Selective synaptic loss followed by neuronal loss underlies the pathogenesis of Alzheimer's disease (AD). Two major cell death modalities which influence the fate of a cell, under normal or anomalous conditions like neurodegeneration, are apoptosis and autophagy. Literature suggests autophagy being critical for aberrant neuronal health in AD. Pro-apoptotic protein Puma is implicated in AD and is shown to play an essential role in mitophagy in cancer cells.
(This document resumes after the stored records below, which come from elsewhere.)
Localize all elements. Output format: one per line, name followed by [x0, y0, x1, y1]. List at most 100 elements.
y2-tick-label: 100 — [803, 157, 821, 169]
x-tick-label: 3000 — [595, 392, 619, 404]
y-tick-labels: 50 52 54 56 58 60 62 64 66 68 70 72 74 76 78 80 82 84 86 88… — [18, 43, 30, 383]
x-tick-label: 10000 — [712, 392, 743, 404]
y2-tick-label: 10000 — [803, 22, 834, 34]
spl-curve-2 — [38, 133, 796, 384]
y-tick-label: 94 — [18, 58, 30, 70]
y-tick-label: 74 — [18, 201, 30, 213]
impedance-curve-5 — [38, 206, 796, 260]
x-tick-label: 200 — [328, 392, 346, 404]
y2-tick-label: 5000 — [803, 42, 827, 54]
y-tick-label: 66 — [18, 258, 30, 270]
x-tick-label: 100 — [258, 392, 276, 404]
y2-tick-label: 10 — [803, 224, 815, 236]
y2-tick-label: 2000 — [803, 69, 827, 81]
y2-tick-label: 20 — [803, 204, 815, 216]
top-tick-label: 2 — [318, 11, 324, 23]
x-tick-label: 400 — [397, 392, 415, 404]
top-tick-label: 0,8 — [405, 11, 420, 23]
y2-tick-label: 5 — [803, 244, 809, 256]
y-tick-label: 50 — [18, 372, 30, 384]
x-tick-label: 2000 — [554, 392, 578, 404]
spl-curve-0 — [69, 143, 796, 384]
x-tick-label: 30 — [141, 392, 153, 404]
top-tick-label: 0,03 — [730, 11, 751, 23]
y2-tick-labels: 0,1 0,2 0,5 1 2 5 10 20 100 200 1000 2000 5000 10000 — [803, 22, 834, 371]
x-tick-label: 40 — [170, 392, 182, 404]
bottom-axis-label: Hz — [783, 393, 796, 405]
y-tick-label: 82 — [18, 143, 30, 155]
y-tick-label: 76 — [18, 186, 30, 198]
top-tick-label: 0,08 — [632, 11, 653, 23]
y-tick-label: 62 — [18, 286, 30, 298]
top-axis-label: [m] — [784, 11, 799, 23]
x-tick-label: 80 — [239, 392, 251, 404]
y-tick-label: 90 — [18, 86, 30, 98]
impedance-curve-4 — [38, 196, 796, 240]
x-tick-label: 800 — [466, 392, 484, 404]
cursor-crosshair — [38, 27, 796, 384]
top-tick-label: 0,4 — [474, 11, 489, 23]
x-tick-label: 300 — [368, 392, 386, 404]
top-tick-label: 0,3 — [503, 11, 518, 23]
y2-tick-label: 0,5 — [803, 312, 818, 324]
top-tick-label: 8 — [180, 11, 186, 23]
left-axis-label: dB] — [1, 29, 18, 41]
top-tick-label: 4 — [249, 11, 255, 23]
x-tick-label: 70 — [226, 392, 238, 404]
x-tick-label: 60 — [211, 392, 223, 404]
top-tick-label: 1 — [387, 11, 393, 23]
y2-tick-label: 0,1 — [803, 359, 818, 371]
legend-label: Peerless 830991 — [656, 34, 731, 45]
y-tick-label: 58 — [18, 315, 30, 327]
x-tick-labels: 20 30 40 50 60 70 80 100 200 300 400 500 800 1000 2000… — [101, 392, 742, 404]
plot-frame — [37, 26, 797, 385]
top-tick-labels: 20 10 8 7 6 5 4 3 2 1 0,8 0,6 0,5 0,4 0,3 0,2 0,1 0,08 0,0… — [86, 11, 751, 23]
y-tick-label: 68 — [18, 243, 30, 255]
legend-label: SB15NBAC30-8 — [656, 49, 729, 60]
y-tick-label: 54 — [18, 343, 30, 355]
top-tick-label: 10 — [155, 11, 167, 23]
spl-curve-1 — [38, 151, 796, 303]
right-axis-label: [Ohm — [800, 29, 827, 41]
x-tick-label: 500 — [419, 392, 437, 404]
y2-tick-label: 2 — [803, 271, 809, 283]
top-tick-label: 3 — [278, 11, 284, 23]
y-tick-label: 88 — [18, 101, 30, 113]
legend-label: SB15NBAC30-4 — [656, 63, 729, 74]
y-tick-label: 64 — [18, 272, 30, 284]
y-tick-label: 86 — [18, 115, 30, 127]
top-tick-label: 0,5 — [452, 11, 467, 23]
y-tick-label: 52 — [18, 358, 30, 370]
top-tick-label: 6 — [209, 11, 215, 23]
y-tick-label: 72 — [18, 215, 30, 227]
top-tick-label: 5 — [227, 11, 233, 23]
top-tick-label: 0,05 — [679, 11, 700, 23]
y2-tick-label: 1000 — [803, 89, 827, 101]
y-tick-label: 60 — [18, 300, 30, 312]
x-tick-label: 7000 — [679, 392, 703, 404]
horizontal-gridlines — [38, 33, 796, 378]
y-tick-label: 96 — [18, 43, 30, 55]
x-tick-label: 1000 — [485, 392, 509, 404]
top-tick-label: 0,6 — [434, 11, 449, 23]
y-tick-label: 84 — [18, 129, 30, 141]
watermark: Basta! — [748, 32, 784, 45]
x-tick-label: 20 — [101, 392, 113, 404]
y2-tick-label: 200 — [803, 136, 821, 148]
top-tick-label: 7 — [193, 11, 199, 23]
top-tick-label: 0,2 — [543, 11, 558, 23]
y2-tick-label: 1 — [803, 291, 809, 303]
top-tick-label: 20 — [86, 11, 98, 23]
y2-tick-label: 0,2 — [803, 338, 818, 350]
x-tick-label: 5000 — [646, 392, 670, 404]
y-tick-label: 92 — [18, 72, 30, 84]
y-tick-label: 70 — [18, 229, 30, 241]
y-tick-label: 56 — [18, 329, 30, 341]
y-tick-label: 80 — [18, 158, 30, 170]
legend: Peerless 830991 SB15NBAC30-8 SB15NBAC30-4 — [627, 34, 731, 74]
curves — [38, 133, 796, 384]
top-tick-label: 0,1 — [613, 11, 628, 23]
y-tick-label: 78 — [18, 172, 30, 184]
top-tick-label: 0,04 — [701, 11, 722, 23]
Our aim is to understand the role of Puma in regulating the autophagic pathway in an AD model. We performed immunohistochemistry and western blotting for autophagy profiling in 5XFAD mice brains. For time kinetics and down-regulation studies, immunocytochemistry and western blotting was done. Survivability assays were performed by nuclear counting technique. Mechanistic studies were performed by RNAi, transfection and co-immunoprecipitation. Cellular studies were performed in primary cortical neurons and pheochromocytoma (PC12) cells under amyloid-β (Aβ) treatment. Our immunohistochemistry studies suggested an increase in the levels of autophagic markers, LC3 and LAMP1, in brain slices of six month old 5XFAD mice as compared to wild type mice which was substantiated in the tissue samples by western blot. We performed a time-kinetics analysis of occurrence of autophagy and apoptosis in cortical neurons and PC12 cells under Aβ treatment for a period of 24 h and found a gradual advent of both the processes simultaneously. Interestingly, we found that inhibiting autophagy by 3-methyladenine and apoptosis by pan-caspase inhibitor had a synergystic effect on the survival of neurons suggesting a vicious crosstalk. Also, when Puma and its regulator FoxO transcription factor (both induce apoptosis in Aβ-treated neurons) were down-regulated exclusively, there were a significant decrease in autophagic initiation (LC3) and increase in its flux (p62) as opposed to Aβ treatment. Finally, our co-immunoprecipitation data showing an interaction between Puma and Beclin1 under Aβ-treated condition suggest that there may be a crosstalk between apoptosis and autophagy via Puma in AD. An extensive study on the Puma-Beclin1 gateway is under process. We conclude that pro-apoptotic protein Puma plays a major role in the initiation of autophagy and maintaining its flux in AD.